Estos días, cercana la celebración 40 Hour Party People (24 a 26 de marzo con 40 horas ininterrumpidas de actividades) mediante chocolatada para chavalería, conciertos, debates, exposiciones y vermut para autoridades, en la ciudad se han visto banderolas anunciando los fastos. Y parodiando a los listillos, esos que estuvieron en el único concierto que ha valido la pena del fulano de turno, por lo general el primero de todos y el menos concurrido, los mensajes rezan “Als que, quan un grup triomfa, dieu ‘jo el vaig veure quan tocaven en antros’... No recordem haver-vos vist per aquí”. Sin ir más lejos, The National, banda que hoy llena festivales, estuvo en Sidecar ante los más o menos treinta y tres que los vieron. Esos mismos carteles aseguran que nueve de cada 10 modernos consideran que la sala está démodé, hecho que el mismo Sidecar convierte en mofa, pues quien persigue la moda está condenado a no alcanzarla. Lo que sí está de moda y cambia las pautas de consumo son, según Roberto Tierz, los grandes conciertos: “sus precios se han puesto imposibles y además resulta imperativo no perdérselos, tienes que estar allí, como mi hijo, que quiere ir a Coldplay sin apenas haberlos oído porque sus amigos van. Todo es muy caro, y hablamos de cultura pop, popular, algo que se están cargando las grandes multinacionales. No hay dinero para todo”, denuncia. Las salas pequeñas tienen hoy una competencia que antes no existía, aunque si desaparecen no se sabe de dónde saldrán los nuevos The National, Sidonie o Love Of Lesbian.
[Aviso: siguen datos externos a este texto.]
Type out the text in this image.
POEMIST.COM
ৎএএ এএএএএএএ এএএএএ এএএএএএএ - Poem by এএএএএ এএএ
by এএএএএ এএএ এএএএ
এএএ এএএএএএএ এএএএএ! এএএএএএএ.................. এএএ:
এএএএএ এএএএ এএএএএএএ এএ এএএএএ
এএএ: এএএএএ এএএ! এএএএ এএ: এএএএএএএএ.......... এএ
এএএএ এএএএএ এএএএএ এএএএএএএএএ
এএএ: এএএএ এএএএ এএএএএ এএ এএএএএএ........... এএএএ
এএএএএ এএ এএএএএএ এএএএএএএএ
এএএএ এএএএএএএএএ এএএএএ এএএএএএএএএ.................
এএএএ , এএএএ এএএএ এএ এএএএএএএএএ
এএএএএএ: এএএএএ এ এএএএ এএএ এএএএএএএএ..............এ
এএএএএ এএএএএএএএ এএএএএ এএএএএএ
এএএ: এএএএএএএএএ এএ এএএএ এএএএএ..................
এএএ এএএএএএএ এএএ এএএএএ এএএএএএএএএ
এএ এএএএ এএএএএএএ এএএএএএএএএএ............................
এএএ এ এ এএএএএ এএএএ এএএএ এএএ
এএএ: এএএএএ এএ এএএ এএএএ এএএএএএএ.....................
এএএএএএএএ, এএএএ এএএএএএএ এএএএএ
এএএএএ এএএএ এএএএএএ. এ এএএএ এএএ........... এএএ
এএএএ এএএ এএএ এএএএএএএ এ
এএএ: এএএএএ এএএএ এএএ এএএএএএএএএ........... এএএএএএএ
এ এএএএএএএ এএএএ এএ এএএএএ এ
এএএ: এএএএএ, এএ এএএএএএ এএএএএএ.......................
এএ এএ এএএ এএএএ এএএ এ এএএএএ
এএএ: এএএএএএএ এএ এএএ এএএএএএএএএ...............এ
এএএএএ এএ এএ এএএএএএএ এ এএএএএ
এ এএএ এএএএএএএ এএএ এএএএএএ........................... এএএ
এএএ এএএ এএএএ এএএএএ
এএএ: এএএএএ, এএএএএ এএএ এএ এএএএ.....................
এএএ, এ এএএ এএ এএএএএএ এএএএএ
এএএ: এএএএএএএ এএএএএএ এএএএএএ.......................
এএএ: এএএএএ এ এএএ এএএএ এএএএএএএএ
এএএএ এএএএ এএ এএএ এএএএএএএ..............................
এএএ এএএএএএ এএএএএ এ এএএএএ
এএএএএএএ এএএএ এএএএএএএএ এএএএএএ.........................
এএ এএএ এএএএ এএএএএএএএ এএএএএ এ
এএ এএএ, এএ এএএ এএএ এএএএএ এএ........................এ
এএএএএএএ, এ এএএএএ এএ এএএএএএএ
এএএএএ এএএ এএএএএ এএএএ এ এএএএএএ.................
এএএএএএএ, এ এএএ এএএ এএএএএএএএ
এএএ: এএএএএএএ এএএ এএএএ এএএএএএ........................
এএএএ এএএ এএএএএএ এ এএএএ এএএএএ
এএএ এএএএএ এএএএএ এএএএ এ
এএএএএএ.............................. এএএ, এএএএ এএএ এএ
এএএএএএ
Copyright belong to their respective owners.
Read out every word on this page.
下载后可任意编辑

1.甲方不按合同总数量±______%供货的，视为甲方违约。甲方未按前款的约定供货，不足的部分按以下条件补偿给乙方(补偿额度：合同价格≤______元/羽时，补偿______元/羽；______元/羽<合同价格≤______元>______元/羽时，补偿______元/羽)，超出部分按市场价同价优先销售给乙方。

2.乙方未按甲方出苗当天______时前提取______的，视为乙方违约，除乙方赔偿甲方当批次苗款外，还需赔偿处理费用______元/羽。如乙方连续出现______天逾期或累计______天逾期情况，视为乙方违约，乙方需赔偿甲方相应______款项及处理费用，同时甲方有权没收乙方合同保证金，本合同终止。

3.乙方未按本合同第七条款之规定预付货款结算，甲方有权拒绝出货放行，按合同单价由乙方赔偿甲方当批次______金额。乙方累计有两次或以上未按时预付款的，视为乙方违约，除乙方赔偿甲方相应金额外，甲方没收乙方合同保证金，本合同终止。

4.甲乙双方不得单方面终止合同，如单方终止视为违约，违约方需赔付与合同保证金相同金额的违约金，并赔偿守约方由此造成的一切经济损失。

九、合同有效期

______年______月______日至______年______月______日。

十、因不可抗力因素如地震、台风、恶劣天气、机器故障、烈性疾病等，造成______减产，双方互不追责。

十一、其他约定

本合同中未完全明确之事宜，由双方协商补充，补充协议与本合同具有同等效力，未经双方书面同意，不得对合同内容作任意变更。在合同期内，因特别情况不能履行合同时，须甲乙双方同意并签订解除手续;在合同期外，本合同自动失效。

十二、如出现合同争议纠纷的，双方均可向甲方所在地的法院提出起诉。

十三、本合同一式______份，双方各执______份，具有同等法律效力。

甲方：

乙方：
Lo que sí se sabe es que Sidecar llegó a programar un escenario en la plaza Real durante dos ediciones consecutivas del BAM (2007 y 2008), que hoy siguen bailando en su interior jóvenes de entre 20 y 30 años, que en algunos conciertos, el más reciente el de Mushkaa, “nos hinchamos a pedir carnets de identidad en la puerta porque la propia Mushkaa seis meses antes era menor y no podría haber entrado “, recuerda Roberto. La sala, que pudo sobrevivir incluso a la pandemia, poniéndose en pie de guerra junto a otras muchas para reivindicar su existencia, ha recibido por toda su trayectoria el reconocimiento de la ciudad mediante la concesión a su director de Medalla d’Or de l’Ajuntament de Barcelona en 2017. El sábado 25, se presentará un libro, Este no es el libro del Sidecar, que, escrito por el mismo Roberto, explica la vida de algo que apenas ha cambiado en una ciudad en mutación: el Sidecar.